Furthermore Xu chang Qing is Warm in nature. This means that Xu chang Qing tends to help people who have too much 'Cold' in their body, although with less effect than a plant that would be Hot in nature. Balance between Yin and Yang is a key health concept in TCM. Those who have too much Cold in their body are said to either have a Yin Excess (because Yin is Cold in nature) or a Yang Deficiency (Yang is Hot in Nature). Depending on your condition Xu chang Qing can help restore a harmonious balance between Yin and Yang.

Xu chang Qing also tastes Pungent. The so-called 'Five Phases' theory in Chinese Medicine states that the taste of TCM ingredients is a key determinant of their action in the body. Pungent ingredients like Xu chang Qing tends to promote the circulations of Qi and Body Fluids. That's why for instance someone tends to sweat a lot when they eat spicy/pungent food.

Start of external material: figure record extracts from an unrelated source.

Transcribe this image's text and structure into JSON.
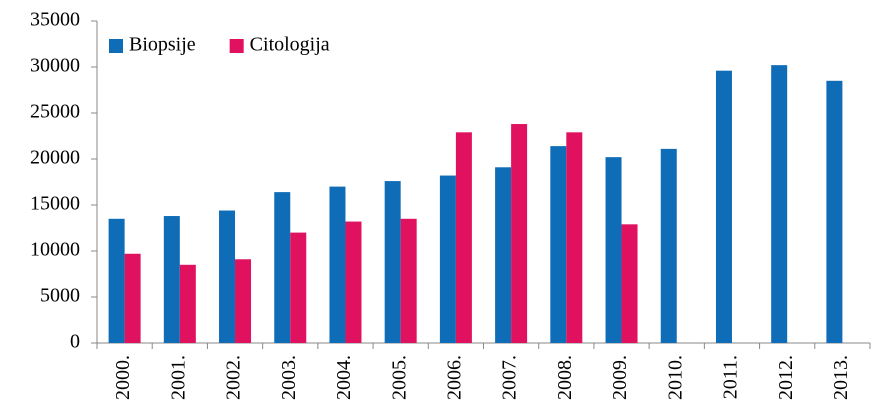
{
  "chart_data": {
    "type": "bar",
    "categories": [
      "2000.",
      "2001.",
      "2002.",
      "2003.",
      "2004.",
      "2005.",
      "2006.",
      "2007.",
      "2008.",
      "2009.",
      "2010.",
      "2011.",
      "2012.",
      "2013."
    ],
    "series": [
      {
        "name": "Biopsije",
        "color": "#0f6cb6",
        "values": [
          13500,
          13800,
          14400,
          16400,
          17000,
          17600,
          18200,
          19100,
          21400,
          20200,
          21100,
          29600,
          30200,
          28500
        ]
      },
      {
        "name": "Citologija",
        "color": "#e0115f",
        "values": [
          9700,
          8500,
          9100,
          12000,
          13200,
          13500,
          22900,
          23800,
          22900,
          12900,
          null,
          null,
          null,
          null
        ]
      }
    ],
    "ylim": [
      0,
      35000
    ],
    "yticks": [
      0,
      5000,
      10000,
      15000,
      20000,
      25000,
      30000,
      35000
    ],
    "grid": false,
    "legend": "top-left"
  }
}
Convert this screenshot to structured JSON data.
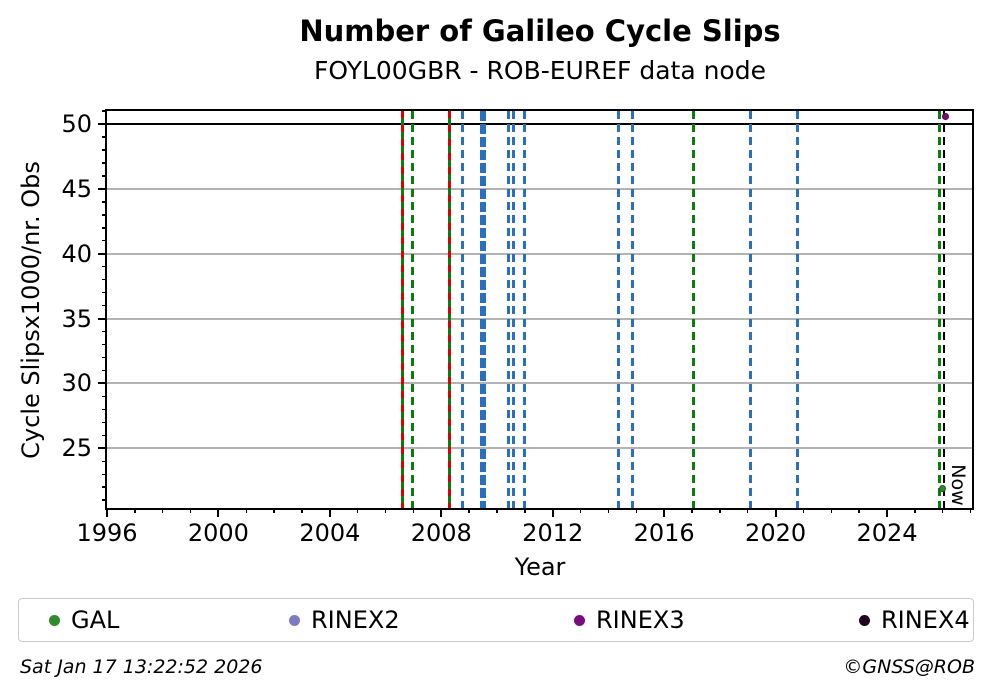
{
  "title": "Number of Galileo Cycle Slips",
  "subtitle": "FOYL00GBR - ROB-EUREF data node",
  "footer": {
    "timestamp": "Sat Jan 17 13:22:52 2026",
    "credit": "©GNSS@ROB"
  },
  "legend": [
    {
      "label": "GAL",
      "color": "#2e8b2e"
    },
    {
      "label": "RINEX2",
      "color": "#7d7bc4"
    },
    {
      "label": "RINEX3",
      "color": "#7b0c7b"
    },
    {
      "label": "RINEX4",
      "color": "#200520"
    }
  ],
  "chart_data": {
    "type": "line",
    "title": "Number of Galileo Cycle Slips",
    "subtitle": "FOYL00GBR - ROB-EUREF data node",
    "xlabel": "Year",
    "ylabel": "Cycle Slipsx1000/nr. Obs",
    "xlim": [
      1996,
      2027.05
    ],
    "ylim": [
      20.4,
      51.0
    ],
    "xticks_major": [
      1996,
      2000,
      2004,
      2008,
      2012,
      2016,
      2020,
      2024
    ],
    "xtick_minor_step": 1,
    "yticks_major": [
      25,
      30,
      35,
      40,
      45,
      50
    ],
    "ytick_minor_step": 1,
    "grid": true,
    "legend_position": "bottom",
    "colors": {
      "green": "#0a7d0a",
      "red": "#dd0000",
      "blue": "#2a6fc0",
      "grid": "#b3b3b3"
    },
    "hline": {
      "y": 50,
      "color": "#000000",
      "x0": 1996,
      "x1": 2027.05
    },
    "vlines": [
      {
        "x": 2006.6,
        "style": "green-solid-red-dash"
      },
      {
        "x": 2006.95,
        "style": "green-dash"
      },
      {
        "x": 2008.3,
        "style": "green-solid-red-dash"
      },
      {
        "x": 2008.75,
        "style": "blue-dash"
      },
      {
        "x": 2009.5,
        "style": "blue-dash-thick"
      },
      {
        "x": 2010.4,
        "style": "blue-dash"
      },
      {
        "x": 2010.6,
        "style": "blue-dash"
      },
      {
        "x": 2011.0,
        "style": "blue-dash"
      },
      {
        "x": 2014.35,
        "style": "blue-dash"
      },
      {
        "x": 2014.85,
        "style": "blue-dash"
      },
      {
        "x": 2017.05,
        "style": "green-dash"
      },
      {
        "x": 2019.1,
        "style": "blue-dash"
      },
      {
        "x": 2020.8,
        "style": "blue-dash"
      },
      {
        "x": 2025.87,
        "style": "green-dash"
      }
    ],
    "now_line": {
      "x": 2026.05,
      "label": "Now",
      "color": "#000000"
    },
    "points": [
      {
        "series": "GAL",
        "x": 2026.0,
        "y": 21.9,
        "color": "#2e8b2e"
      },
      {
        "series": "RINEX3",
        "x": 2026.1,
        "y": 50.55,
        "color": "#7b0c7b"
      }
    ]
  }
}
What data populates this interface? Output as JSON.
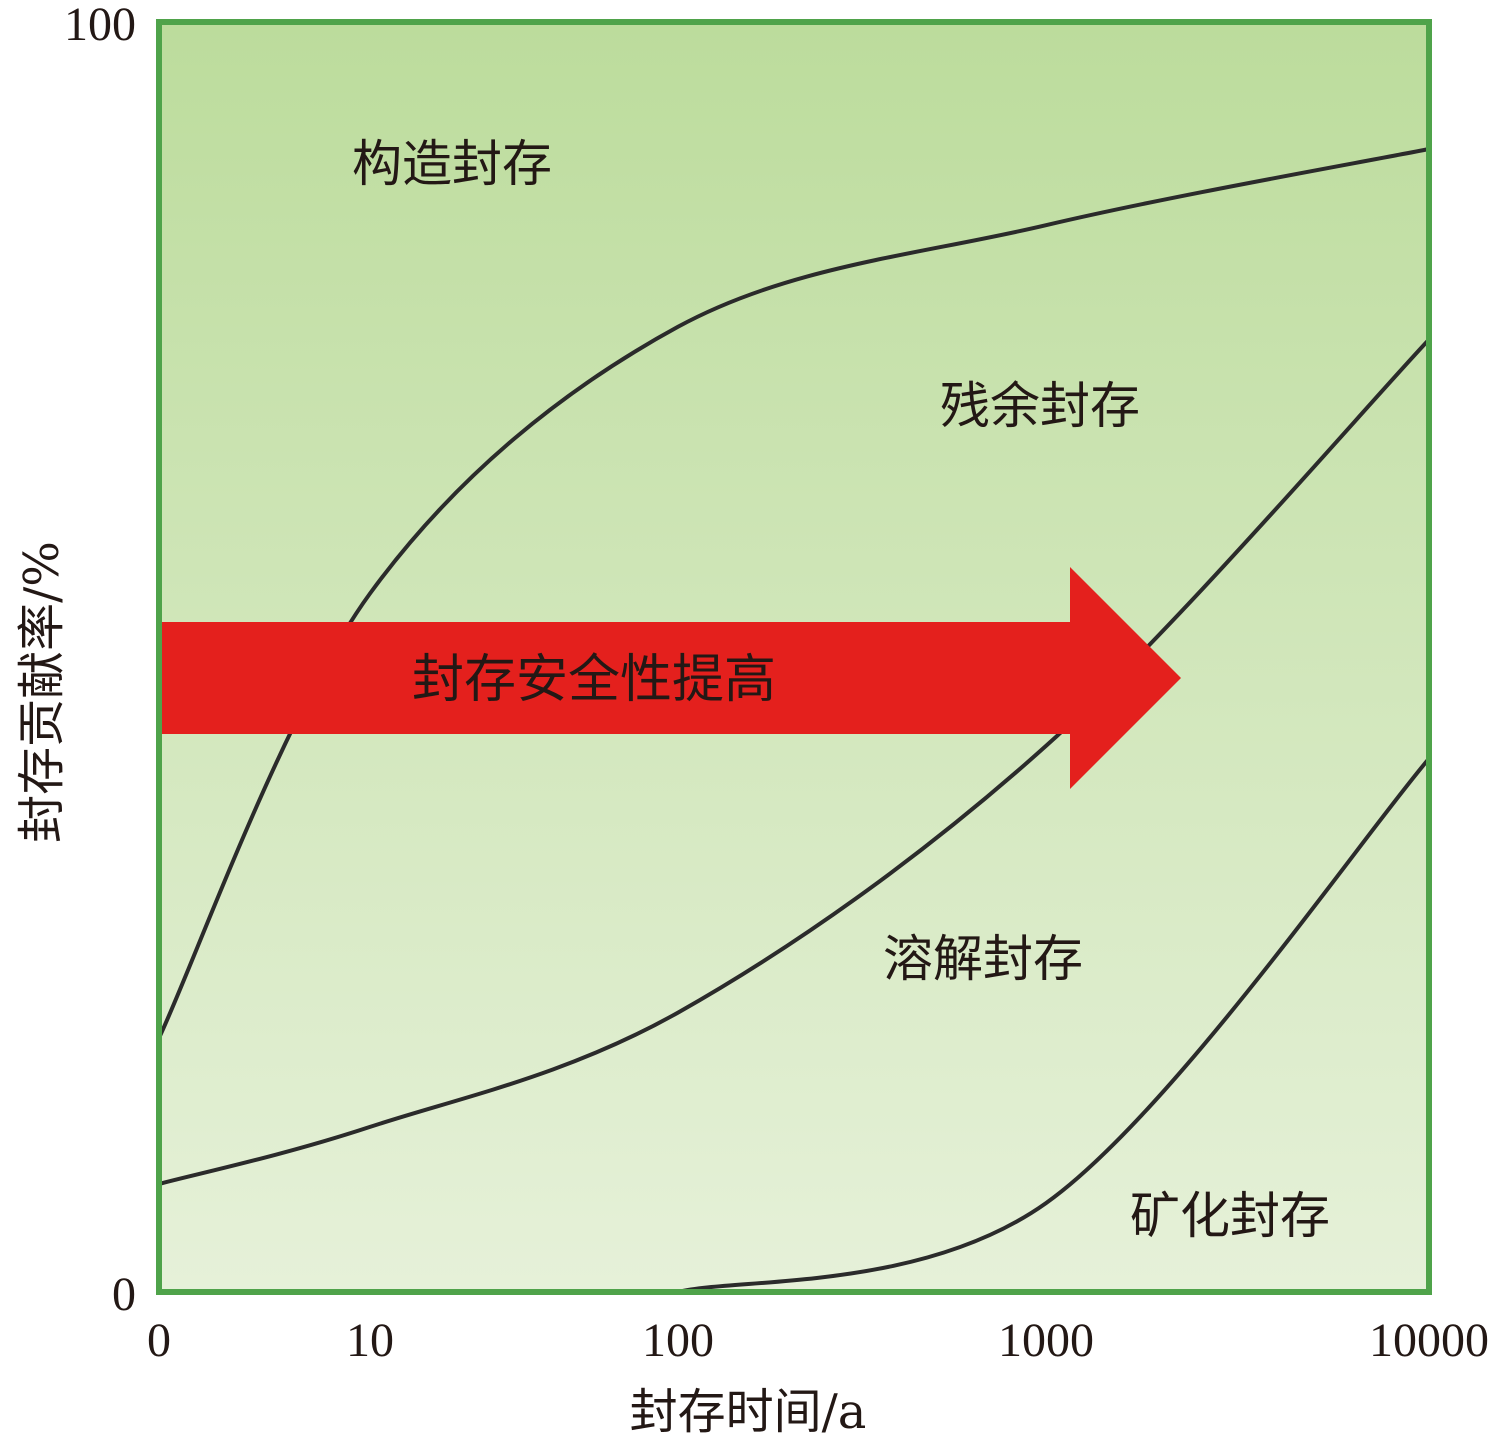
{
  "chart_data": {
    "type": "area",
    "xlabel": "封存时间/a",
    "ylabel": "封存贡献率/%",
    "x_scale": "log",
    "x_ticks": [
      "0",
      "10",
      "100",
      "1000",
      "10000"
    ],
    "y_ticks": [
      "0",
      "100"
    ],
    "ylim": [
      0,
      100
    ],
    "grid": false,
    "background_gradient": [
      "#bcdc9c",
      "#e6f1d9"
    ],
    "frame_color": "#4fa34a",
    "boundaries": [
      {
        "between": [
          "构造封存",
          "残余封存"
        ],
        "points": [
          [
            0,
            20
          ],
          [
            10,
            55
          ],
          [
            100,
            76
          ],
          [
            1000,
            84
          ],
          [
            10000,
            90
          ]
        ]
      },
      {
        "between": [
          "残余封存",
          "溶解封存"
        ],
        "points": [
          [
            0,
            8.5
          ],
          [
            10,
            13
          ],
          [
            100,
            22
          ],
          [
            1000,
            43
          ],
          [
            10000,
            75
          ]
        ]
      },
      {
        "between": [
          "溶解封存",
          "矿化封存"
        ],
        "points": [
          [
            100,
            0
          ],
          [
            1000,
            7
          ],
          [
            10000,
            42
          ]
        ]
      }
    ],
    "regions": [
      {
        "label": "构造封存"
      },
      {
        "label": "残余封存"
      },
      {
        "label": "溶解封存"
      },
      {
        "label": "矿化封存"
      }
    ],
    "annotation": {
      "text": "封存安全性提高",
      "color": "#e4201d"
    }
  }
}
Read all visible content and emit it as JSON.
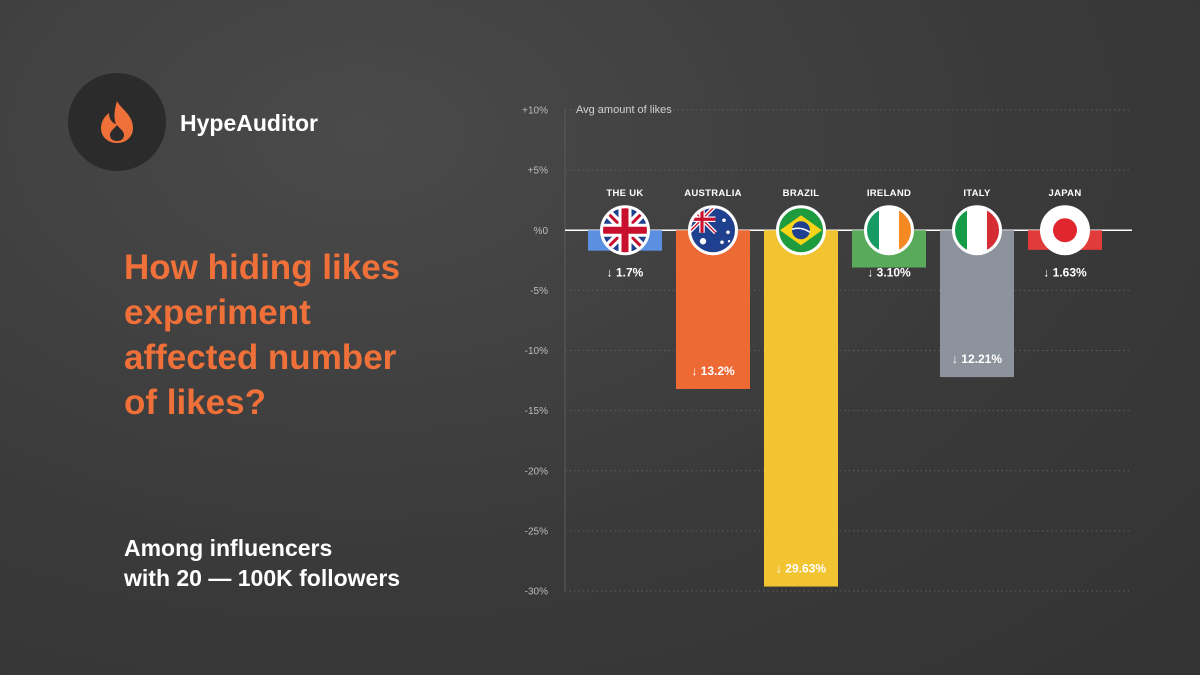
{
  "brand": {
    "name": "HypeAuditor",
    "logo_icon": "flame-icon",
    "logo_color": "#f0703a"
  },
  "headline": [
    "How hiding likes",
    "experiment",
    "affected number",
    "of likes?"
  ],
  "subtitle": [
    "Among influencers",
    "with 20 — 100K followers"
  ],
  "colors": {
    "accent": "#f0703a",
    "background": "#3b3b3b"
  },
  "chart_data": {
    "type": "bar",
    "ylabel": "Avg amount of likes",
    "ylim": [
      -30,
      10
    ],
    "yticks": [
      10,
      5,
      0,
      -5,
      -10,
      -15,
      -20,
      -25,
      -30
    ],
    "ytick_labels": [
      "+10%",
      "+5%",
      "%0",
      "-5%",
      "-10%",
      "-15%",
      "-20%",
      "-25%",
      "-30%"
    ],
    "grid": true,
    "categories": [
      "THE UK",
      "AUSTRALIA",
      "BRAZIL",
      "IRELAND",
      "ITALY",
      "JAPAN"
    ],
    "values": [
      -1.7,
      -13.2,
      -29.63,
      -3.1,
      -12.21,
      -1.63
    ],
    "value_labels": [
      "↓ 1.7%",
      "↓ 13.2%",
      "↓ 29.63%",
      "↓ 3.10%",
      "↓ 12.21%",
      "↓ 1.63%"
    ],
    "bar_colors": [
      "#5b8fe0",
      "#ee6a35",
      "#f2c432",
      "#5aaa5c",
      "#8c939c",
      "#e23b3b"
    ],
    "flags": [
      "uk-flag-icon",
      "australia-flag-icon",
      "brazil-flag-icon",
      "ireland-flag-icon",
      "italy-flag-icon",
      "japan-flag-icon"
    ]
  }
}
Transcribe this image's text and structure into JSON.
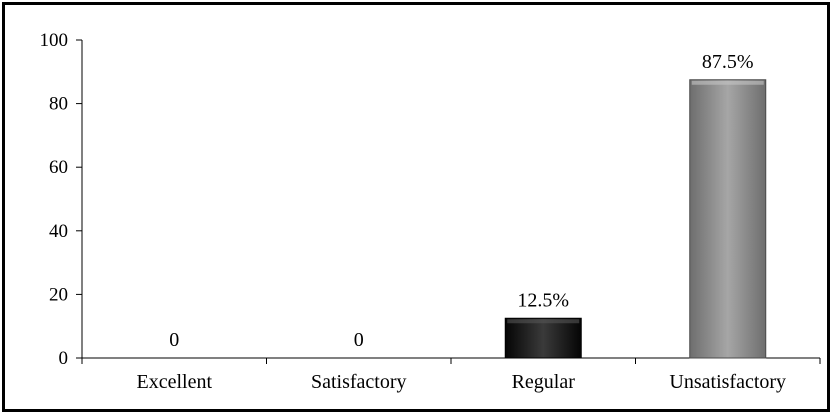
{
  "chart_data": {
    "type": "bar",
    "categories": [
      "Excellent",
      "Satisfactory",
      "Regular",
      "Unsatisfactory"
    ],
    "values": [
      0,
      0,
      12.5,
      87.5
    ],
    "data_labels": [
      "0",
      "0",
      "12.5%",
      "87.5%"
    ],
    "title": "",
    "xlabel": "",
    "ylabel": "",
    "ylim": [
      0,
      100
    ],
    "yticks": [
      0,
      20,
      40,
      60,
      80,
      100
    ],
    "grid": false,
    "legend": "none",
    "bar_colors": [
      "#1a1a1a",
      "#1a1a1a",
      "#1a1a1a",
      "#8c8c8c"
    ]
  }
}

The tastes of ingredients in TCM also determine what Organs and Meridians they target. As such Xu chang Qing is thought to target the Stomach and the Liver. In TCM the Stomach is responsible for receiving and ripening ingested food and fluids. It is also tasked with descending the digested elements downwards to the Small Intestine. The Liver on the other hand is often referred as the body's "general" because it is in charge of regulating the movements of Qi and the Body Fluids. It also takes a leading role in balancing our emotions.